Auf dem Kleiderständer hängt das beige Cape der Mutter, an der Vorderseite sieht Wenzel die roten Blutspritzer. Von wem sie wohl stammen, fragt er sich. Das Blut aller Menschen sieht gleich aus, rot eben, der Saft des Lebens macht keinen Unterschied zwischen Mann und Frau, Mutter oder Vater.

Er muss den Blick schnell abwenden, ihm wird übel. In dem Moment hört er, wie jemand die Wohnungstür öffnet. Vor ihm steht die Frau des Geschäftsführers, fein herausgeputzt, mit einem Leinensack, aus dem frisches Brot duftet.

Sie geht auf Wenzel zu, legt ihren Arm um seine Schulter und holt mit ihm auf dem Weg zur Küche die anderen Kinder ab.

Es ist ein stilles Frühstück. Die Frau des Geschäftsführers gibt sich alle Mühe, die Kinder so gut es geht zu umsorgen.

Wenzel erkennt sie kaum wieder. Ist das wirklich diese unnahbare Frau, die er jeden Tag in die Stadt hat eilen sehen. Ohne ein Lächeln, ohne einen Gruß und nur abwertende Blicke für die Kinder?

Er ist dankbar, alle Geschwister sind ihr dankbar für den Hauch von Normalität am ersten Morgen eines Lebens, das ab sofort ein anderes sein wird, und vor dem die Kinder Angst haben.

Denn wie sollen sie weiterleben ohne den Schutz des Vaters, fragt sich Wenzel. Und die Mädchen denken, wie soll das nur gehen, ohne die Liebe der Mutter.

Franz denkt gar nichts, er will weder an den Vater noch an die Mutter denken. Einer alleine ist nie an etwas schuld, das weiß er. Und wenn der Vater auch immer gut für sie gesorgt hat, zur Mutter lieb, das war er kaum einmal. Auch das weiß er, Franz hat oft an der Tür der Waschkammer gelauscht.

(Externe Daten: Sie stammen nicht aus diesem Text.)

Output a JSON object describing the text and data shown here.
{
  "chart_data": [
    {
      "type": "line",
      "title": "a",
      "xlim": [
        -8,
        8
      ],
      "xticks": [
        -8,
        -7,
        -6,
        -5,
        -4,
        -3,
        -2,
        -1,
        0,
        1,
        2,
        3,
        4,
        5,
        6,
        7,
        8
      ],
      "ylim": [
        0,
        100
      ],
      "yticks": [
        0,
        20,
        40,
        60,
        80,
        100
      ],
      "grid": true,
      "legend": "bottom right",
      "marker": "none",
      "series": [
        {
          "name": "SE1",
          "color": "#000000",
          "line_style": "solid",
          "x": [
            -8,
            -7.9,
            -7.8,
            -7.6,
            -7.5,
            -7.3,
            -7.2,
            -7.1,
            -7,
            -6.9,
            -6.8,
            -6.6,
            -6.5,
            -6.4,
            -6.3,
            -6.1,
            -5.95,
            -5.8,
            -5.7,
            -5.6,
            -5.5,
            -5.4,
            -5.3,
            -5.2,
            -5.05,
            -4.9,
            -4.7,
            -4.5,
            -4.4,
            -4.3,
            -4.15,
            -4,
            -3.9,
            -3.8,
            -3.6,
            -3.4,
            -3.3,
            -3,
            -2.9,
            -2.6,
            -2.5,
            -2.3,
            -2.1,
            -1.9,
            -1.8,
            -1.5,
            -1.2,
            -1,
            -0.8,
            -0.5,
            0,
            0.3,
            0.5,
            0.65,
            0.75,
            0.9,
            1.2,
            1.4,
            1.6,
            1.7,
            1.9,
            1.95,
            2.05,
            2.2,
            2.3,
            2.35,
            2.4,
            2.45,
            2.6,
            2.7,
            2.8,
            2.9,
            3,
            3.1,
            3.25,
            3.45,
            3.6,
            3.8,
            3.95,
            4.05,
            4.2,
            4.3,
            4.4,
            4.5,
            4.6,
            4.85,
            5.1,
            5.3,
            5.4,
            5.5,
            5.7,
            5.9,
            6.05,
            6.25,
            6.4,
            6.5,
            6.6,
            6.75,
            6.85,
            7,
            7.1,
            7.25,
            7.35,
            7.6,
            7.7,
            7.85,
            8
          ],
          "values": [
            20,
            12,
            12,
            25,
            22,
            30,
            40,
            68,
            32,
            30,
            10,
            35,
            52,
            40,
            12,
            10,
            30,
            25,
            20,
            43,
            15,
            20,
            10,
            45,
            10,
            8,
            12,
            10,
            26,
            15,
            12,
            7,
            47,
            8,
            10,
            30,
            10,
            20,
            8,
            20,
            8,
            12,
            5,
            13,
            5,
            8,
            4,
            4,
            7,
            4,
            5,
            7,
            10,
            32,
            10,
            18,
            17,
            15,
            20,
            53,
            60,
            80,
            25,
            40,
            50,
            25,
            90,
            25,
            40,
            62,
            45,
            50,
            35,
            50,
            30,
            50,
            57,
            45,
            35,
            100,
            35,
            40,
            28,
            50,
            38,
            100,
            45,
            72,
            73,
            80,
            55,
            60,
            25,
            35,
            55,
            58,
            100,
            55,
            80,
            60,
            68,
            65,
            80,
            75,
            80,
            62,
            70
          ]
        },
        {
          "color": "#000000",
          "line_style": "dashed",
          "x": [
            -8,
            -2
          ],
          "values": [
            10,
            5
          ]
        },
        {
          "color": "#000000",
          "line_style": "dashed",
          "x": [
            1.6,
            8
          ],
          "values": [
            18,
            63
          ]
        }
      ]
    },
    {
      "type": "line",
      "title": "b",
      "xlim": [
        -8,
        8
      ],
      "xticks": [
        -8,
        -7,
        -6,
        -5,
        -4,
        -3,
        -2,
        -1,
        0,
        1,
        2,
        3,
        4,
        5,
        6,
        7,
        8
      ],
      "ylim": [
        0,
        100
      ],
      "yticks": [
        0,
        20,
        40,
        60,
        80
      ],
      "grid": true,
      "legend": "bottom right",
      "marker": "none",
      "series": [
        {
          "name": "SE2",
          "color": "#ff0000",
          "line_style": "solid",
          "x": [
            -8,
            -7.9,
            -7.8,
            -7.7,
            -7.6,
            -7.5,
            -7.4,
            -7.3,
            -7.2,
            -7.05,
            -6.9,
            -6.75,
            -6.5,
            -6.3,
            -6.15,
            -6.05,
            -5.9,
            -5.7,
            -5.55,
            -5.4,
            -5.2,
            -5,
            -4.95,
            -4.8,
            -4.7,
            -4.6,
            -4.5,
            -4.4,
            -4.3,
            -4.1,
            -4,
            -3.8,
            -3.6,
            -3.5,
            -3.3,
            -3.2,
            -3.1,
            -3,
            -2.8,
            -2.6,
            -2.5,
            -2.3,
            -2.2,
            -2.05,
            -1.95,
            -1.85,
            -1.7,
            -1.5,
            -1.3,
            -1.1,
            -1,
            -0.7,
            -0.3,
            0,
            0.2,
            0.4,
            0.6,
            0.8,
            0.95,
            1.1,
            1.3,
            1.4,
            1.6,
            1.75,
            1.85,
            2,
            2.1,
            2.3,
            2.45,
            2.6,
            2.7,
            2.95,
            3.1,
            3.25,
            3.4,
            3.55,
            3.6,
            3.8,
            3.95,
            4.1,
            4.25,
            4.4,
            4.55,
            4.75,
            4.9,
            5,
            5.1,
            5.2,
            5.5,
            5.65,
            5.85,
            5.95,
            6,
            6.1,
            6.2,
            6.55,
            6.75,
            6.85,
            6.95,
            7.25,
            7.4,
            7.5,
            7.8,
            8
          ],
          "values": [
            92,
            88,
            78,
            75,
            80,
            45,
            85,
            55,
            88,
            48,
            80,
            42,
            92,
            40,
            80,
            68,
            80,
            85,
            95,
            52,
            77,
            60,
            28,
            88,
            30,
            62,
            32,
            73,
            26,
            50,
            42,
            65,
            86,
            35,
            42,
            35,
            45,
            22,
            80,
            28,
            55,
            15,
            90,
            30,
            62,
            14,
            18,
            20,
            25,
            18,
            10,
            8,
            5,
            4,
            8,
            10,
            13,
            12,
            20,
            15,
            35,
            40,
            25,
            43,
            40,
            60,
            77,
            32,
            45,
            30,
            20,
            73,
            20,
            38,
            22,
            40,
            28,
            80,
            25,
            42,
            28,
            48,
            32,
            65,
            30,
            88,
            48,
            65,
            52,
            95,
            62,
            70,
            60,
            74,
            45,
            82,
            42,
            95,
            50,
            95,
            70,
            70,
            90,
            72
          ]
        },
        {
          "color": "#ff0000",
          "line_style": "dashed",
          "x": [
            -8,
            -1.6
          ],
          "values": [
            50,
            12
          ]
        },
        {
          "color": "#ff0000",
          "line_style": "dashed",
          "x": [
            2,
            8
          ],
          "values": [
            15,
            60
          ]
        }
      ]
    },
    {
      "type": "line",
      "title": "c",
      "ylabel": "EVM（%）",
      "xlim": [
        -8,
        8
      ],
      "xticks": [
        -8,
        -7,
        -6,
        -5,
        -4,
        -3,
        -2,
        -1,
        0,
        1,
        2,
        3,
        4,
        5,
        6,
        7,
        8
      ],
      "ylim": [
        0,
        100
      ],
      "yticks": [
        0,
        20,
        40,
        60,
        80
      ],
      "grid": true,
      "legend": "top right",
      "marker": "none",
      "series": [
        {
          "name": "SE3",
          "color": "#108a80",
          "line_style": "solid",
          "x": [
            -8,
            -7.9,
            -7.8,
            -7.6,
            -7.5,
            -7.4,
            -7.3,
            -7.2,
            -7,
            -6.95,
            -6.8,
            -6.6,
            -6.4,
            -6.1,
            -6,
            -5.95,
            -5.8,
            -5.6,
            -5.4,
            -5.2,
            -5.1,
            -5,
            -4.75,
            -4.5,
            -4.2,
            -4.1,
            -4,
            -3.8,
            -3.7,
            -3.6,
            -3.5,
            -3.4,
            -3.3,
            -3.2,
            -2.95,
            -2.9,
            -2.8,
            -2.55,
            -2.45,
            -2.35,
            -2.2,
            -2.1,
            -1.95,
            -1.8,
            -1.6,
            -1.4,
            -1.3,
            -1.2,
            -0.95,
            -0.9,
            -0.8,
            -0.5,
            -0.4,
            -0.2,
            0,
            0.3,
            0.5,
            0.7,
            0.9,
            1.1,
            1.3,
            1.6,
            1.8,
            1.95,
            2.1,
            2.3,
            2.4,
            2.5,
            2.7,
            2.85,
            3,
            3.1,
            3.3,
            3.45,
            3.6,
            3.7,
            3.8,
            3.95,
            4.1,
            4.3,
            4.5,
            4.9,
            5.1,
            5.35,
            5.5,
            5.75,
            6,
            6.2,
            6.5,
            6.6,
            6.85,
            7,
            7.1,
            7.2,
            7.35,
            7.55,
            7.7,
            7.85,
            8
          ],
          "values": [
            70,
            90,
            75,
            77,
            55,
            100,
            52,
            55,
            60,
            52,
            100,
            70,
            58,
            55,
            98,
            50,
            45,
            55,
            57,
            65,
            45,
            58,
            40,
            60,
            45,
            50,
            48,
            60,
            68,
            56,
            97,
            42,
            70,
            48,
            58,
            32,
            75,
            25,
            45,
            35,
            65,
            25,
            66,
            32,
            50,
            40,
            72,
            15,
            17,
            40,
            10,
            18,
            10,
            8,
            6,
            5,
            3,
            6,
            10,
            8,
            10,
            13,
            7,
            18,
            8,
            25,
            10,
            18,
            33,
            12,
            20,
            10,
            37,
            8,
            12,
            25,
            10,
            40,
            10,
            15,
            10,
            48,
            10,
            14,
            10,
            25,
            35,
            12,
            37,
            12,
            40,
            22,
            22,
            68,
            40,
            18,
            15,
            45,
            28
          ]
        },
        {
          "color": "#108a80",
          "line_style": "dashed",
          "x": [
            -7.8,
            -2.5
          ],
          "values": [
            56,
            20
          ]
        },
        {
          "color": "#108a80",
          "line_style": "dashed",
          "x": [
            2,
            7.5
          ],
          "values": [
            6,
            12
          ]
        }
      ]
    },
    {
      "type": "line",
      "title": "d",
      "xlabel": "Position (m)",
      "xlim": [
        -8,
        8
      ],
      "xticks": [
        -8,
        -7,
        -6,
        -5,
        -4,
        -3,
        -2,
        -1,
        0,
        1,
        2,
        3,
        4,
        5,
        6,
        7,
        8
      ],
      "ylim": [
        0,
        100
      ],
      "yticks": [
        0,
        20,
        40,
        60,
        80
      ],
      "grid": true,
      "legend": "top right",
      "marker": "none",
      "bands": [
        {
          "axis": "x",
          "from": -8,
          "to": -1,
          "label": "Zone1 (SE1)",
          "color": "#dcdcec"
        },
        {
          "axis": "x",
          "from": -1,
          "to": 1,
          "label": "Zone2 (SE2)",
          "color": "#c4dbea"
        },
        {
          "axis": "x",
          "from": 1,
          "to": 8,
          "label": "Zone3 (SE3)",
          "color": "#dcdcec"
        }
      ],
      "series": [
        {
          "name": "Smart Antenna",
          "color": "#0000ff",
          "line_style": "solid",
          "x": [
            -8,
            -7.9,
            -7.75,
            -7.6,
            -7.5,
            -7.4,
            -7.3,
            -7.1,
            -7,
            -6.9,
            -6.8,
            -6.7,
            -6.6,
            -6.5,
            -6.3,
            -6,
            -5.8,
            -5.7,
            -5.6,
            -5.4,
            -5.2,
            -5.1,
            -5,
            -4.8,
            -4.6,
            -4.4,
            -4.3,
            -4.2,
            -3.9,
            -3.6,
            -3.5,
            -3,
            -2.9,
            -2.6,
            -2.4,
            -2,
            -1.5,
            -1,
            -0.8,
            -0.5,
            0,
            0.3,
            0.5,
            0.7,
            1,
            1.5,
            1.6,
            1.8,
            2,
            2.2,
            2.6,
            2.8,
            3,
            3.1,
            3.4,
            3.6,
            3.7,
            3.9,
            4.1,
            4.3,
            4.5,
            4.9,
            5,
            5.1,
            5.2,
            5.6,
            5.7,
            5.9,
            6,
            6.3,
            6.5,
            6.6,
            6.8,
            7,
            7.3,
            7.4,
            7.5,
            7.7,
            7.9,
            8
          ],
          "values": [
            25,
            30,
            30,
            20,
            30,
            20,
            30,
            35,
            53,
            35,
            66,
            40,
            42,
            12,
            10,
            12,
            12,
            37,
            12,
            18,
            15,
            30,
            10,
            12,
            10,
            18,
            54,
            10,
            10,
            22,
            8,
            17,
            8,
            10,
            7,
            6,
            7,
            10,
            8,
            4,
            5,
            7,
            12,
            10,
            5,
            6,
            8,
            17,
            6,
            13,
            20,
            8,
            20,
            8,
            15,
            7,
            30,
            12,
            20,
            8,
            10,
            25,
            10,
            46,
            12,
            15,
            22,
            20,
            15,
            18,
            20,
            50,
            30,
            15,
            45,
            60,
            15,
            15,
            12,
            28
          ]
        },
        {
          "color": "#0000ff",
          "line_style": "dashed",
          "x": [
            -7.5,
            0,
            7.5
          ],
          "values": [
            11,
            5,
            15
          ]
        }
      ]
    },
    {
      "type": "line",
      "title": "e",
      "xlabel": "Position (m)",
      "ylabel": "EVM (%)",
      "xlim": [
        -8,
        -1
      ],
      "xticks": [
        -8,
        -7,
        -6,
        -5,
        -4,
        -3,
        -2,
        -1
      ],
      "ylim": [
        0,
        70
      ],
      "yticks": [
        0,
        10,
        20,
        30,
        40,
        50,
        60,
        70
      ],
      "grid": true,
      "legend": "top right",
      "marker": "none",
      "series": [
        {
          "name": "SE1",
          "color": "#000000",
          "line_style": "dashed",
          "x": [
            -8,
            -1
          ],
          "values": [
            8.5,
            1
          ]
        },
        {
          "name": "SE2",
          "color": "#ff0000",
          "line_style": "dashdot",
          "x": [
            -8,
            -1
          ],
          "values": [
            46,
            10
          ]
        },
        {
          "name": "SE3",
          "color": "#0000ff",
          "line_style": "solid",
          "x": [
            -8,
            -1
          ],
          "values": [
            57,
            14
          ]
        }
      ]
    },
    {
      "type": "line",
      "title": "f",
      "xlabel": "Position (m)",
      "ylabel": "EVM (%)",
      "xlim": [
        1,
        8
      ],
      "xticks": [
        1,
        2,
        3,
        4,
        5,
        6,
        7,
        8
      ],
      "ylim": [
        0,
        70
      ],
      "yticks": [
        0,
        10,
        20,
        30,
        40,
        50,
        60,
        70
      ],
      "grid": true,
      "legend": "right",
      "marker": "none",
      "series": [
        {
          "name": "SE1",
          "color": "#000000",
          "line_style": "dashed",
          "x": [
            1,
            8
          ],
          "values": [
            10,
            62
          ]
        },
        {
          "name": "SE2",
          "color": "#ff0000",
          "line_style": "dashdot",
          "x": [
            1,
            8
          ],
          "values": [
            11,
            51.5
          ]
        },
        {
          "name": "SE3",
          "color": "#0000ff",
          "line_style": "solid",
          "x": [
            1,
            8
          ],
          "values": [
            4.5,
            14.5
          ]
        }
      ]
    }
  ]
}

Die Frau Geschäftsführer - sie und ihr Mann haben in den Augen der Kinder keine Namen und werden auch nie welche haben - wartet, bis die Kinder ihre warme Milch ausgetrunken haben und weist sie an, sich zu waschen und anzuziehen. Man werde auf der Polizeiwache erwartet, um die Aussagen von gestern zu unterschreiben.

Alle vier gehorchen, selbst die Mädchen, die nicht wissen, was eine Aussage ist und was sie da bestätigen sollen. Keine der beiden hat seit den Schüssen ein Wort gesagt.

Die Polizeiwache liegt in der Nähe der Schneiderei. Der Geschäftsführer liest rasch alle Protokollseiten durch. Nach seinem Dafürhalten sei alles korrekt, bestätigt er, und setzt seine Unterschrift unter alle Dokumente. Seine Frau tut es ihm gleich. Die Kinder sitzen wie regungslose Laiendarsteller auf den abgesessenen dunkelbraunen Stühlen im Wachzimmer. Niemand scheint sie wahrzunehmen.

Wenzel würde gerne etwas sagen, überlegt es sich jedoch anders. Er will vermeiden, dass die Sprache auf die nicht mehr auffindbare Tatwaffe kommt.

Zur Mittagszeit sind sie wieder zuhause und die Frau des Geschäftsführers macht sich ans Kochen.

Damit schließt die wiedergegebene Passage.